Auch sämtlichen Unsinn, der einem so ungefiltert durch den Kopf geht. Wie die drei Herren neben mir beweisen:
“Ja, und? Ich finde halt, dass Doitschland(!) gar nicht so viele Flüchtlinge aufnehmen muss. Was haben die denn schon für uns getan?”
“Ja, Recht haste. Und dann die Kopftücher. Eklig.”
“Na wenigstens sin’ ‘se nisch’ auf dä Rennbahn. Die essen ja Pääähd.”
Klaro. Die bösen Flüchtlinge essen die Rennpferde weg und dann nehmen sie uns auch noch die Rennbahn. Wird auf jeden Fall so passieren.
Gehen wir lieber weiter. Da sitzt nämlich die Damenriege, ein bisschen angeschickert und mit Hut. Während im Führring die Jockeys aufsteigen. Das Lachen der Ladys ist laut und schrill und geht einem in die Knochen. Allerdings sind die lustig. Ich glaub, hier bleib ich.
“Ach, Mensch. Häs do dat Leckerschen jesehn?”
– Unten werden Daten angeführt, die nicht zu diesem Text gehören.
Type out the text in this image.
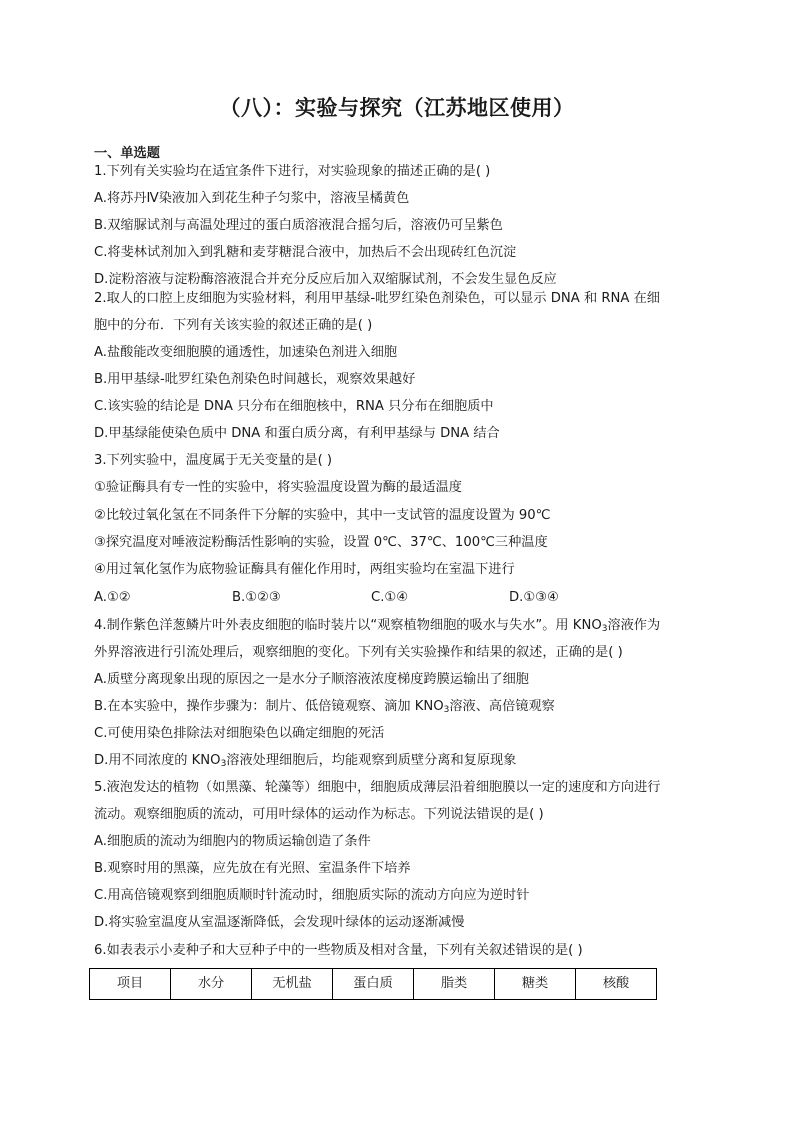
（八）：实验与探究（江苏地区使用）
一、单选题
1.下列有关实验均在适宜条件下进行，对实验现象的描述正确的是( )
A.将苏丹Ⅳ染液加入到花生种子匀浆中，溶液呈橘黄色
B.双缩脲试剂与高温处理过的蛋白质溶液混合摇匀后，溶液仍可呈紫色
C.将斐林试剂加入到乳糖和麦芽糖混合液中，加热后不会出现砖红色沉淀
D.淀粉溶液与淀粉酶溶液混合并充分反应后加入双缩脲试剂，不会发生显色反应
2.取人的口腔上皮细胞为实验材料，利用甲基绿-吡罗红染色剂染色，可以显示 DNA 和 RNA 在细
胞中的分布．下列有关该实验的叙述正确的是( )
A.盐酸能改变细胞膜的通透性，加速染色剂进入细胞
B.用甲基绿-吡罗红染色剂染色时间越长，观察效果越好
C.该实验的结论是 DNA 只分布在细胞核中，RNA 只分布在细胞质中
D.甲基绿能使染色质中 DNA 和蛋白质分离，有利甲基绿与 DNA 结合
3.下列实验中，温度属于无关变量的是( )
①验证酶具有专一性的实验中，将实验温度设置为酶的最适温度
②比较过氧化氢在不同条件下分解的实验中，其中一支试管的温度设置为 90℃
③探究温度对唾液淀粉酶活性影响的实验，设置 0℃、37℃、100℃三种温度
④用过氧化氢作为底物验证酶具有催化作用时，两组实验均在室温下进行
A.①②	B.①②③	C.①④	D.①③④
4.制作紫色洋葱鳞片叶外表皮细胞的临时装片以“观察植物细胞的吸水与失水”。用 $KNO_3$溶液作为
外界溶液进行引流处理后，观察细胞的变化。下列有关实验操作和结果的叙述，正确的是( )
A.质壁分离现象出现的原因之一是水分子顺溶液浓度梯度跨膜运输出了细胞
B.在本实验中，操作步骤为：制片、低倍镜观察、滴加 $KNO_3$溶液、高倍镜观察
C.可使用染色排除法对细胞染色以确定细胞的死活
D.用不同浓度的 $KNO_3$溶液处理细胞后，均能观察到质壁分离和复原现象
5.液泡发达的植物（如黑藻、轮藻等）细胞中，细胞质成薄层沿着细胞膜以一定的速度和方向进行
流动。观察细胞质的流动，可用叶绿体的运动作为标志。下列说法错误的是( )
A.细胞质的流动为细胞内的物质运输创造了条件
B.观察时用的黑藻，应先放在有光照、室温条件下培养
C.用高倍镜观察到细胞质顺时针流动时，细胞质实际的流动方向应为逆时针
D.将实验室温度从室温逐渐降低，会发现叶绿体的运动逐渐减慢
6.如表表示小麦种子和大豆种子中的一些物质及相对含量，下列有关叙述错误的是( )
项目	水分	无机盐	蛋白质	脂类	糖类	核酸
Kurz glaube ich, dass es sich um ein Pferd dreht. Allerdings zeigt sie mit ihrem Prosecco in Richtung Jockey. “Haaach”, macht die andere. “Den nehm ich.”
Rudelkichern in die Gläser. Wusste gar nicht, dass Jockeys in deren Beuteschema fallen. Verstehe aber jetzt, warum die so gerne zugucken: Man sieht viel Hintern.
Ob das hier überhaupt noch mal um die Pferde geht? Ja, doch, da hinten. Da zanken sich die drei ewig in den 1930ern gebliebenen darüber, ob man wohl in Syrien Pferd isst.